My friends and I in Taiwan. I'm on the far right. |
(Originally
prepared for my leadership class at Harvard Graduate School of Education)
I have always been guided by questions, not answers. The question the jumpstarted my career
was a very noble one: How do I impress this one girl?
In college, I dated a girl who grew up in South Korea; her
parents were teachers at an international school. She would always say that when she graduated she would
become an overseas teacher, and I vowed to join her because I was, frankly,
infatuated. In essence, I became a
teacher to impress her. Long story
short, we broke up, and she got engaged to another. But I was still determined impress her, so I moved to Taiwan
to become an ESL teacher.
Taiwan was my Damascus road experience. It was the first time I was a minority,
and that was a transformative experience.
I couldn’t read the signs on street corners, couldn’t read food menus in
restaurants, and my skin color and culture were radically different from the
people who surrounded me.
It was in Taiwan that I was reminded of an important
question my professor once asked me, “How would your life be different if you
were a minority?” I grew up in
suburban, white, middle-class, evangelical Christian America, and my whole life
was characteristically homogenous.
Even in college, I went to a nearly all white middle-class, evangelical,
Christian university in Kentucky.
To say we lacked diversity would be a tragic understatement. However, this one professor wanted to
push me out of the box, into a world characterized by difference.
Determined to discover the answer to my professor’s question,
I continued putting myself in situations where I was the minority. I worked
in an urban high school in Memphis, Tennessee and then in an urban middle
school in a large city in North Carolina.
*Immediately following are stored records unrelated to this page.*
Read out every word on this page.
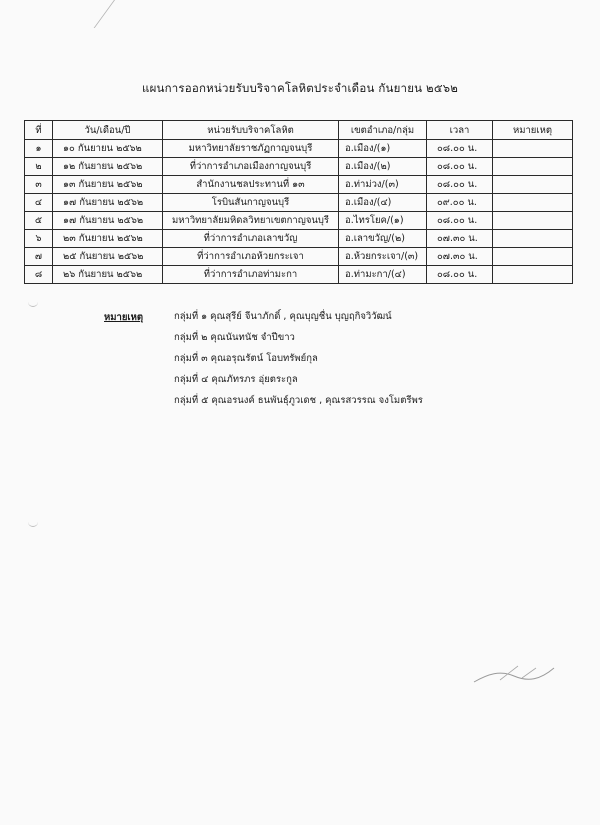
แผนการออกหน่วยรับบริจาคโลหิตประจำเดือน กันยายน ๒๕๖๒
ที่	วัน/เดือน/ปี	หน่วยรับบริจาคโลหิต	เขตอำเภอ/กลุ่ม	เวลา	หมายเหตุ
๑	๑๐ กันยายน ๒๕๖๒	มหาวิทยาลัยราชภัฏกาญจนบุรี	อ.เมือง/(๑)	๐๘.๐๐ น.	
๒	๑๒ กันยายน ๒๕๖๒	ที่ว่าการอำเภอเมืองกาญจนบุรี	อ.เมือง/(๒)	๐๘.๐๐ น.	
๓	๑๓ กันยายน ๒๕๖๒	สำนักงานชลประทานที่ ๑๓	อ.ท่าม่วง/(๓)	๐๘.๐๐ น.	
๔	๑๗ กันยายน ๒๕๖๒	โรบินสันกาญจนบุรี	อ.เมือง/(๔)	๐๙.๐๐ น.	
๕	๑๗ กันยายน ๒๕๖๒	มหาวิทยาลัยมหิดลวิทยาเขตกาญจนบุรี	อ.ไทรโยค/(๑)	๐๘.๐๐ น.	
๖	๒๓ กันยายน ๒๕๖๒	ที่ว่าการอำเภอเลาขวัญ	อ.เลาขวัญ/(๒)	๐๗.๓๐ น.	
๗	๒๕ กันยายน ๒๕๖๒	ที่ว่าการอำเภอห้วยกระเจา	อ.ห้วยกระเจา/(๓)	๐๗.๓๐ น.	
๘	๒๖ กันยายน ๒๕๖๒	ที่ว่าการอำเภอท่ามะกา	อ.ท่ามะกา/(๔)	๐๘.๐๐ น.	
หมายเหตุ	กลุ่มที่ ๑ คุณสุรีย์ จีนาภักดิ์ , คุณบุญชื่น บุญฤกิจวิวัฒน์
กลุ่มที่ ๒ คุณนันทนัช จำปีขาว
กลุ่มที่ ๓ คุณอรุณรัตน์ โอบทรัพย์กุล
กลุ่มที่ ๔ คุณภัทรภร อุ่ยตระกูล
กลุ่มที่ ๕ คุณอรนงค์ ธนพันธุ์ภูวเดช , คุณรสวรรณ จงโมตรีพร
In both cities, most of my students were African-American and Latino,
and most of my colleagues were not of the same race as I. I was learning what it meant to be
wholly different. The outsider.
When I think
back on these two questions that have guided the past 8 years of my life, I’m perplexed
because I didn’t answer either of them.
I never figured out how to impress that girl, and I never figured out what
it truly meant to be a minority. However,
along the way I began to ask myself new questions about my life. How did I end up marrying somehow as
wonderful as Kendra? Why do I love
my dog so much? How do I create a
school where all kids can learn?
How do I make school feel a lot less like school? In essence, what I learned is that
questions guide me, not answers. In fact, I rarely find
the answers to my questions, but the questions I ask beget more questions. And each successive question brings me
a little bit closer to what I want to become.